Keep Your Feet Moving

           and your Heart Happy!

 

 

 

 

 

 DR. NORMA’S 21 WAYS FOR A HAPPY RELATIONSHIP

  1. Flirt with each other.
  2. Appreciate each other.
  3. Develop common interests.
  4. Develop your spiritual values.
  5. Listen before you attempt to problem solve.
  6. Learn to the art of decreasing your anxiety by self-soothing. Talk to yourself before acting. Calm yourself with your voice. Act when your brain (gray matter) is in charge, not your emotions. If you act out of your hindbrain, you will always make bad decisions.  This part of your brain has no humor, or gray matter. It can only rage, fight, and screw up.  (That does not mean making love.) This process is called “growing up” and developing maturity.
  7. Stop and think before you act.  Learn to tell the “real story.” Honesty creates respect.
  8. Develop empathy. Walk out of your shoes and walk in your partner’s shoes when there is conflict.
  9. Let go of resentment and anger. Behind resentment is a request or a desire. Behind anger is fear. Figure out your fears and listen to each other’s requests.
  10. Criticism, Contempt (calling each other names), Defensiveness, and Withdrawing will always cause a disconnect and eventually divorce.  Hitting, and intimidating are never acceptable.
  11. Discuss your financial expectations, many times.  Decide on your financial goals, Sometimes it is helpful to sign a contract with each other as to how you will spend your money.
  12. If you begin to fight about sex, stop, talk, and ask yourself, “ what is the resentment, and why are we fighting about great pleasure?
  13. Eat well, and exercise.  Don’t take anything into your body that you wouldn’t give your children.
  14. Develop the art of accepting each other.  At the same time, set healthy boundaries.
  15. All relationships have conflict. The difference is the way you solve your conflict. Do you get resolution of the problems and feelings?  Does your behavior change?
  16. Something has to change for something to change. That usually means your behavior.
  17. Give up the need to control in favor of gentle guidance.
  18. In a relationship, there is always a fine line between creating helpfulness and creating helplessness. That doesn’t mean that you don’t do for each other, but neither do you create a sense of helplessness in the other person.
  19. Appreciate and tell your partner that you appreciate him/her.
  20. Express your love. Don’t get into the habit of observing the relationship and not expressing your feeling. Example: “You should know that I love you,” This is deadly. There are no magic wands or crystal balls. You have to ask, listen and receive.
  21. The development of mature, long lasting love requires one to attach in a healthy way.

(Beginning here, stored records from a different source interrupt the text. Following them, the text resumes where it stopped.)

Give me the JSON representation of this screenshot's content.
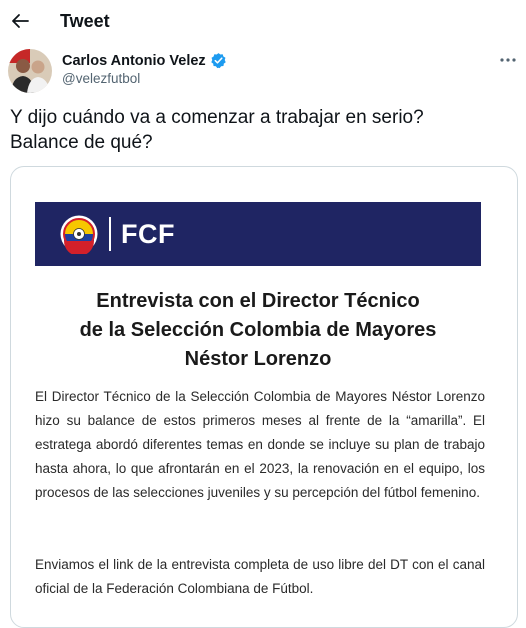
{
  "header": {
    "back_icon": "arrow-left-icon",
    "title": "Tweet"
  },
  "author": {
    "name": "Carlos Antonio Velez",
    "handle": "@velezfutbol",
    "verified_icon": "verified-badge-icon",
    "more_icon": "more-dots-icon"
  },
  "tweet": {
    "text_line1": "Y dijo cuándo va a comenzar a trabajar en serio?",
    "text_line2": "Balance de qué?"
  },
  "document": {
    "header_brand": "FCF",
    "title_line1": "Entrevista con el Director Técnico",
    "title_line2": "de la Selección Colombia de Mayores",
    "title_line3": "Néstor Lorenzo",
    "paragraph1": "El Director Técnico de la Selección Colombia de Mayores Néstor Lorenzo hizo su balance de estos primeros meses al frente de la “amarilla”. El estratega abordó diferentes temas en donde se incluye su plan de trabajo hasta ahora, lo que afrontarán en el 2023, la renovación en el equipo, los procesos de las selecciones juveniles y su percepción del fútbol femenino.",
    "paragraph2": "Enviamos el link de la entrevista completa de uso libre del DT con el canal oficial de la Federación Colombiana de Fútbol."
  },
  "colors": {
    "verified": "#1d9bf0",
    "fcf_header_bg": "#1f2563",
    "handle_text": "#536471",
    "card_border": "#cfd9de"
  }
}
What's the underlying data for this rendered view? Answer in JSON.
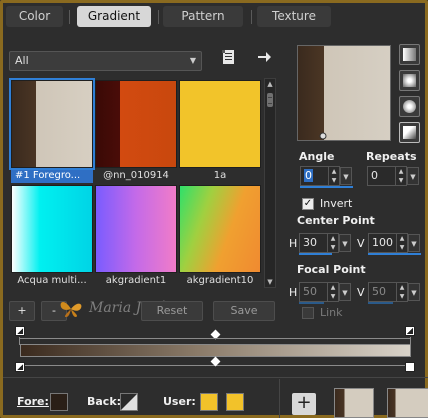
{
  "tabs": [
    {
      "label": "Color",
      "active": false
    },
    {
      "label": "Gradient",
      "active": true
    },
    {
      "label": "Pattern",
      "active": false
    },
    {
      "label": "Texture",
      "active": false
    }
  ],
  "library": {
    "category": "All",
    "items": [
      {
        "caption": "#1 Foregro...",
        "selected": true
      },
      {
        "caption": "@nn_010914",
        "selected": false
      },
      {
        "caption": "1a",
        "selected": false
      },
      {
        "caption": "Acqua multi...",
        "selected": false
      },
      {
        "caption": "akgradient1",
        "selected": false
      },
      {
        "caption": "akgradient10",
        "selected": false
      }
    ]
  },
  "toolbar": {
    "add_label": "+",
    "remove_label": "-",
    "reset_label": "Reset",
    "save_label": "Save",
    "watermark": "Maria José"
  },
  "settings": {
    "angle_label": "Angle",
    "angle_value": "0",
    "repeats_label": "Repeats",
    "repeats_value": "0",
    "invert_label": "Invert",
    "invert_checked": true,
    "center_point_label": "Center Point",
    "center_h_label": "H",
    "center_h_value": "30",
    "center_v_label": "V",
    "center_v_value": "100",
    "focal_point_label": "Focal Point",
    "focal_h_label": "H",
    "focal_h_value": "50",
    "focal_v_label": "V",
    "focal_v_value": "50",
    "link_label": "Link",
    "link_checked": false
  },
  "bottom": {
    "fore_label": "Fore:",
    "back_label": "Back:",
    "user_label": "User:",
    "fore_color": "#2a1f17",
    "user_color_1": "#f2c22a",
    "user_color_2": "#f2c22a"
  },
  "colors": {
    "accent": "#2f7fd6",
    "frame": "#8a6a1f",
    "gradient_start": "#3a2a1e",
    "gradient_end": "#d9d3c9"
  }
}
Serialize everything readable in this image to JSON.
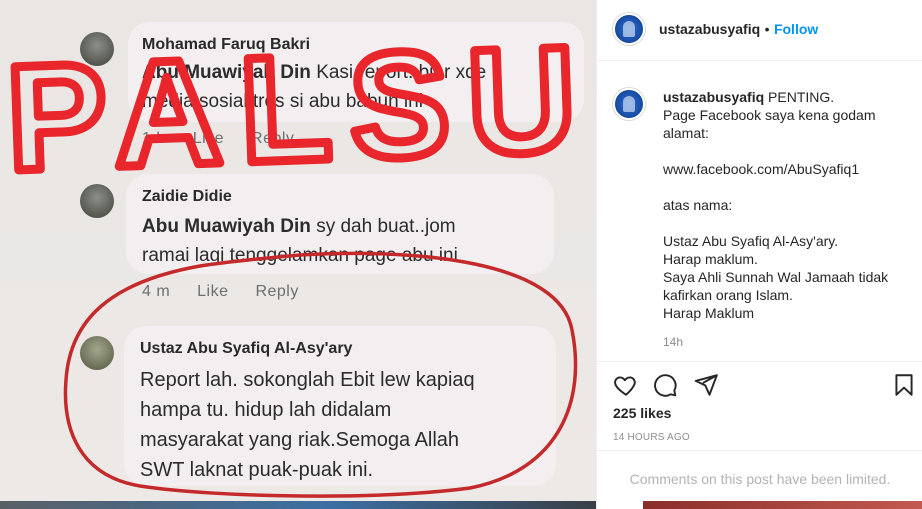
{
  "post": {
    "comments": [
      {
        "name": "Mohamad Faruq Bakri",
        "bold": "Abu Muawiyah Din",
        "text_lines": [
          "Kasi report..biar xde",
          "media sosial tros si abu babun ini"
        ],
        "meta": [
          "1 h",
          "Like",
          "Reply"
        ]
      },
      {
        "name": "Zaidie Didie",
        "bold": "Abu Muawiyah Din",
        "text_lines": [
          "sy dah buat..jom",
          "ramai lagi tenggelamkan page abu ini"
        ],
        "meta": [
          "4 m",
          "Like",
          "Reply"
        ]
      },
      {
        "name": "Ustaz Abu Syafiq Al-Asy'ary",
        "text_lines": [
          "Report lah. sokonglah Ebit lew kapiaq",
          "hampa tu. hidup lah didalam",
          "masyarakat yang riak.Semoga Allah",
          "SWT laknat puak-puak ini."
        ]
      }
    ],
    "overlay_text": "PALSU"
  },
  "panel": {
    "username": "ustazabusyafiq",
    "separator": "•",
    "follow_label": "Follow",
    "caption": {
      "username": "ustazabusyafiq",
      "first_line": "PENTING.",
      "lines": [
        "Page Facebook saya kena godam",
        "alamat:",
        "",
        "www.facebook.com/AbuSyafiq1",
        "",
        "atas nama:",
        "",
        "Ustaz Abu Syafiq Al-Asy'ary.",
        "Harap maklum.",
        "Saya Ahli Sunnah Wal Jamaah tidak",
        "kafirkan orang Islam.",
        "Harap Maklum"
      ],
      "time": "14h"
    },
    "likes": "225 likes",
    "post_date": "14 HOURS AGO",
    "comments_limited": "Comments on this post have been limited.",
    "icons": [
      "heart-icon",
      "comment-icon",
      "share-icon",
      "bookmark-icon"
    ]
  },
  "colors": {
    "palsu_red": "#e8262b",
    "follow_blue": "#0095f6"
  }
}
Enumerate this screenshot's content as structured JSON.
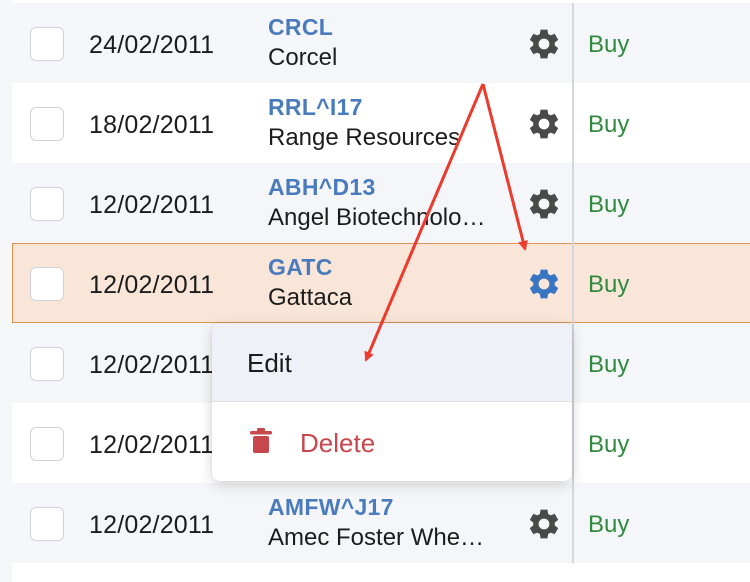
{
  "rows": [
    {
      "date": "24/02/2011",
      "symbol": "CRCL",
      "company": "Corcel",
      "action": "Buy"
    },
    {
      "date": "18/02/2011",
      "symbol": "RRL^I17",
      "company": "Range Resources",
      "action": "Buy"
    },
    {
      "date": "12/02/2011",
      "symbol": "ABH^D13",
      "company": "Angel Biotechnolo…",
      "action": "Buy"
    },
    {
      "date": "12/02/2011",
      "symbol": "GATC",
      "company": "Gattaca",
      "action": "Buy"
    },
    {
      "date": "12/02/2011",
      "symbol": "",
      "company": "",
      "action": "Buy"
    },
    {
      "date": "12/02/2011",
      "symbol": "",
      "company": "",
      "action": "Buy"
    },
    {
      "date": "12/02/2011",
      "symbol": "AMFW^J17",
      "company": "Amec Foster Whe…",
      "action": "Buy"
    }
  ],
  "selected_row_index": 3,
  "menu": {
    "edit_label": "Edit",
    "delete_label": "Delete"
  },
  "icons": {
    "row_menu": "gear-icon",
    "delete": "trash-icon"
  },
  "colors": {
    "symbol": "#4a7bbd",
    "buy": "#2f8a3e",
    "delete": "#c8474d",
    "selected_row_bg": "#f9e6d9",
    "selected_row_border": "#e4924f",
    "active_gear": "#3a75c4",
    "gear": "#4a4a4a",
    "annotation_arrow": "#ec3a2c"
  }
}
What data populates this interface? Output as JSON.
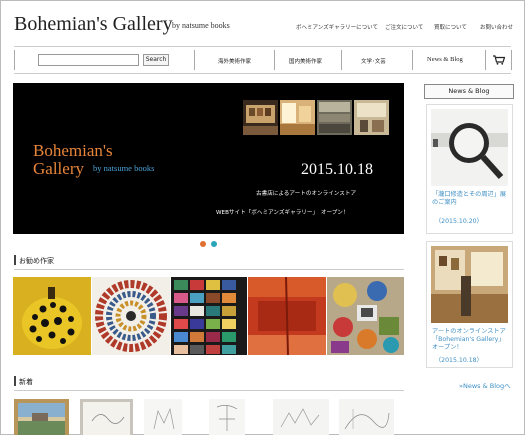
{
  "header": {
    "logo": "Bohemian's Gallery",
    "logo_sub": "by natsume books",
    "links": [
      "ボヘミアンズギャラリーについて",
      "ご注文について",
      "買取について",
      "お問い合わせ"
    ]
  },
  "search": {
    "value": "",
    "placeholder": "",
    "button": "Search"
  },
  "nav": {
    "items": [
      "海外美術作家",
      "国内美術作家",
      "文学･文芸",
      "News & Blog"
    ],
    "cart_icon": "cart-icon"
  },
  "hero": {
    "brand_line1": "Bohemian's",
    "brand_line2": "Gallery",
    "brand_by": "by natsume books",
    "date": "2015.10.18",
    "line1": "古書店によるアートのオンラインストア",
    "line2": "WEBサイト「ボヘミアンズギャラリー」　オープン！",
    "dot_colors": [
      "#e07030",
      "#2aa6b8"
    ]
  },
  "sections": {
    "recommended": "お勧め作家",
    "new_arrivals": "新着"
  },
  "sidebar": {
    "header": "News & Blog",
    "cards": [
      {
        "text": "「瀧口修造とその周辺」展のご案内",
        "date": "（2015.10.20）"
      },
      {
        "text": "アートのオンラインストア「Bohemian's Gallery」オープン！",
        "date": "（2015.10.18）"
      }
    ],
    "more": "»News & Blogへ"
  },
  "colors": {
    "accent_orange": "#e8853a",
    "accent_blue": "#3f8fc4"
  }
}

Attraction, and infatuation begin the relationship. Attachment is the core of the relationship.  This is what leads to enduring, loving relationships.  Attachment can’t occur if the relationship is always in conflict.  Our bodies are geared for survival. Perpetual conflict causes us to fight and leave----It is a primitive reflex that helped our ancestors to survive a dangerous world.

 ALWAYS STRIVE FOR A USER FRIENDLY RELATIONSHIP. 

GARBAGE IN—GARBAGE OUT.

 

 If your relationship boat is in stormy waters,

Send out an emergency, and get immediate help.